Eye sockets and other small bones that support the eyes give indirect information about the light sensitivity of an animal’s eye. Angielczyk and Schmitz looked mostly at the scleral ossicles of ancient synapsids, a ring of tiny bones located at the front of the eye, supporting muscle movement in life. Measurement of these bones—and then a further statistical analysis—can be used to infer the light sensitivity of the animal, and whether they were active at night or in the day.

However, they also faced the task of sourcing these fragile specimens. These bones were quite delicate and thus are rarely preserved. “They aren't directly connected to the rest of the bones of the skull,” Angielcyzk explains. “So when the eyeball decays, it's very easy for them to just fall out. Because they are small and delicate, even when they are preserved, they can easily be damaged or destroyed during preparation.”

Luckily, fossil preparation techniques are better than ever, allowing such delicate features to be examined. They looked at fossils from museums around the world, and ended up gathering data on 24 synapsid species.

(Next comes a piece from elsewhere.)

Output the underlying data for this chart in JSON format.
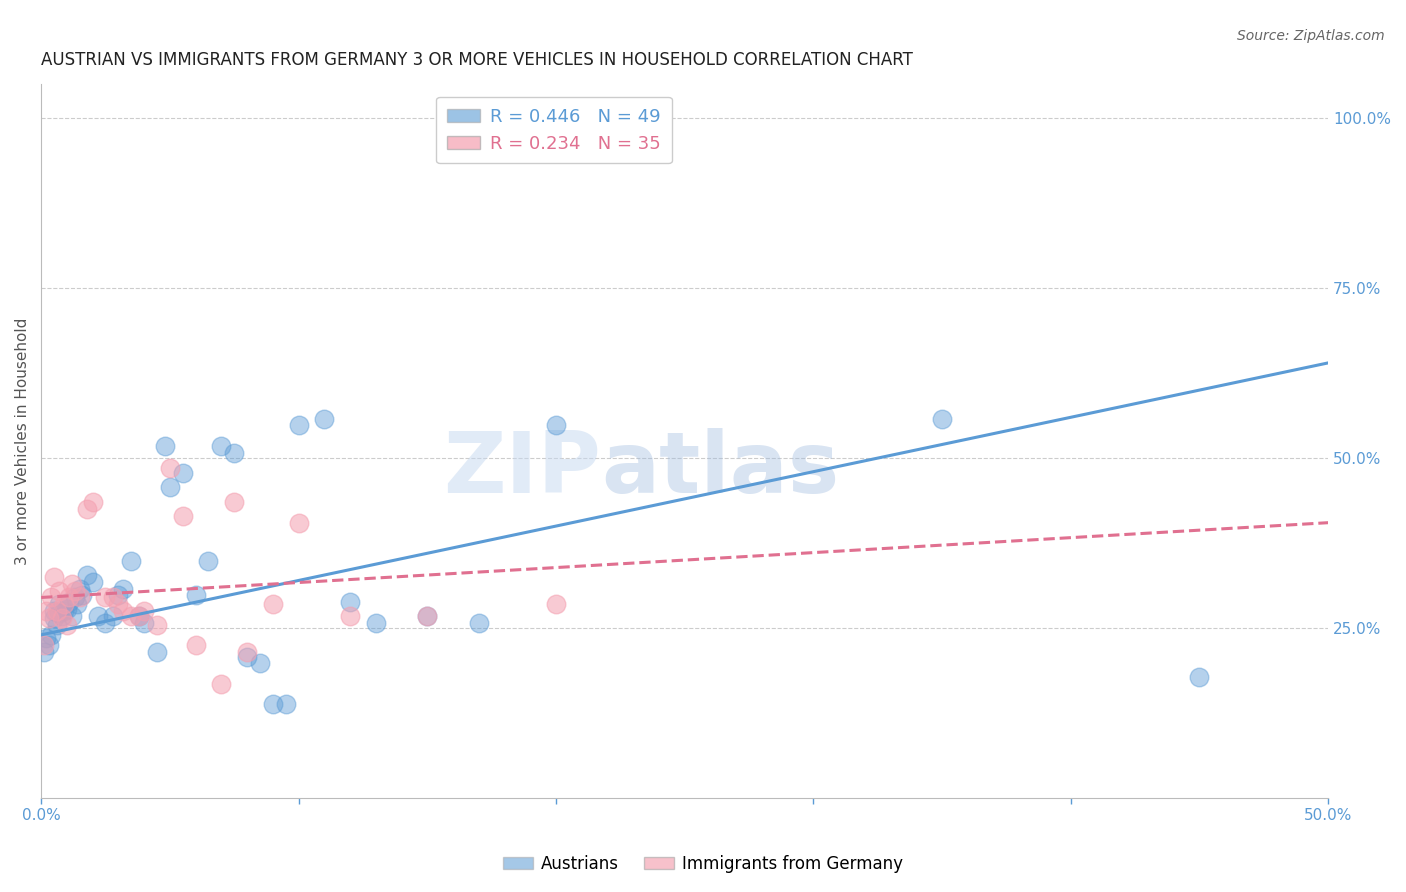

The conclusion they came to provided a much more nuanced picture of these ancient mammal ancestors. The eye bones that Angielczyk and Schmitz examined gave evidence that synapsids were not just diurnal, but in fact showed the full range of daily activities—diurnal, nocturnal, even some that were most active during twilight. The oldest examples of nocturnality occurred in species that were over 300 million years old, 100 million years older than the earliest mammal! This has significant implications to how we understand the behaviors of our mammal ancestors, and shows the impact of ongoing paleomammalogy research going on at The Field Museum.